L’objectif affiché est clair : construire une couche de données fiable capable d’alimenter des agents IA de cybersécurité, sans sacrifier le contrôle, la conformité ni la qualité du contexte opérationnel. Pour Beacon, les entreprises ne pourront pas confier davantage de tâches de défense à des agents autonomes si les données qu’ils exploitent restent fragmentées, mal normalisées ou difficiles à interpréter.
Pourquoi cette levée de fonds compte pour la cybersécurité IA
Le financement doit permettre à Beacon Security d’accélérer le développement de sa plateforme dite AI-native, pensée pour aider les équipes de sécurité et les agents IA à détecter, investiguer et répondre aux menaces plus efficacement.
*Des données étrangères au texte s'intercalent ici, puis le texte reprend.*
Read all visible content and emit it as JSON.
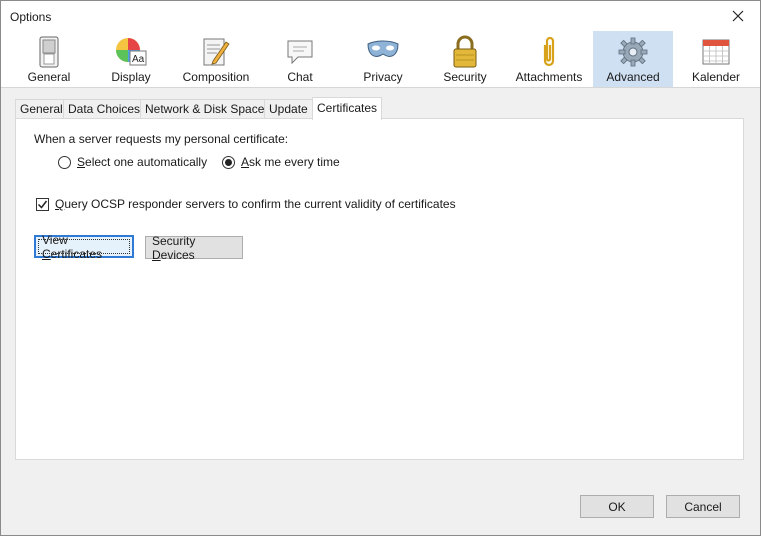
{
  "window": {
    "title": "Options"
  },
  "categories": [
    {
      "label": "General",
      "icon": "switch-icon"
    },
    {
      "label": "Display",
      "icon": "color-wheel-icon"
    },
    {
      "label": "Composition",
      "icon": "compose-icon"
    },
    {
      "label": "Chat",
      "icon": "chat-bubble-icon"
    },
    {
      "label": "Privacy",
      "icon": "mask-icon"
    },
    {
      "label": "Security",
      "icon": "padlock-icon"
    },
    {
      "label": "Attachments",
      "icon": "paperclip-icon"
    },
    {
      "label": "Advanced",
      "icon": "gear-icon",
      "selected": true
    },
    {
      "label": "Kalender",
      "icon": "calendar-icon"
    }
  ],
  "subtabs": [
    "General",
    "Data Choices",
    "Network & Disk Space",
    "Update",
    "Certificates"
  ],
  "active_subtab": "Certificates",
  "certificates": {
    "request_label": "When a server requests my personal certificate:",
    "radio_auto": {
      "prefix": "S",
      "rest": "elect one automatically",
      "checked": false
    },
    "radio_ask": {
      "prefix": "A",
      "rest": "sk me every time",
      "checked": true
    },
    "ocsp": {
      "prefix": "Q",
      "rest": "uery OCSP responder servers to confirm the current validity of certificates",
      "checked": true
    },
    "view_btn": {
      "before": "View ",
      "key": "C",
      "after": "ertificates"
    },
    "devices_btn": {
      "before": "Security ",
      "key": "D",
      "after": "evices"
    }
  },
  "footer": {
    "ok": "OK",
    "cancel": "Cancel"
  },
  "colors": {
    "selected_category": "#cfe0f3",
    "focus_border": "#2f7ad4"
  }
}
Dans les grandes organisations, les données de sécurité proviennent d’une multitude d’outils : EDR, SIEM, solutions cloud, systèmes d’identité, logs applicatifs, outils de posture, plateformes réseau ou encore environnements SaaS. Le problème n’est pas seulement de collecter ces signaux, mais de les rendre compréhensibles, cohérents et exploitables par des analystes comme par des agents automatisés.
C’est précisément le terrain choisi par Beacon : créer une couche intermédiaire qui connecte la télémétrie de sécurité, la normalise, l’enrichit et la contextualise avant qu’elle ne soit utilisée pour la détection ou la réponse aux incidents.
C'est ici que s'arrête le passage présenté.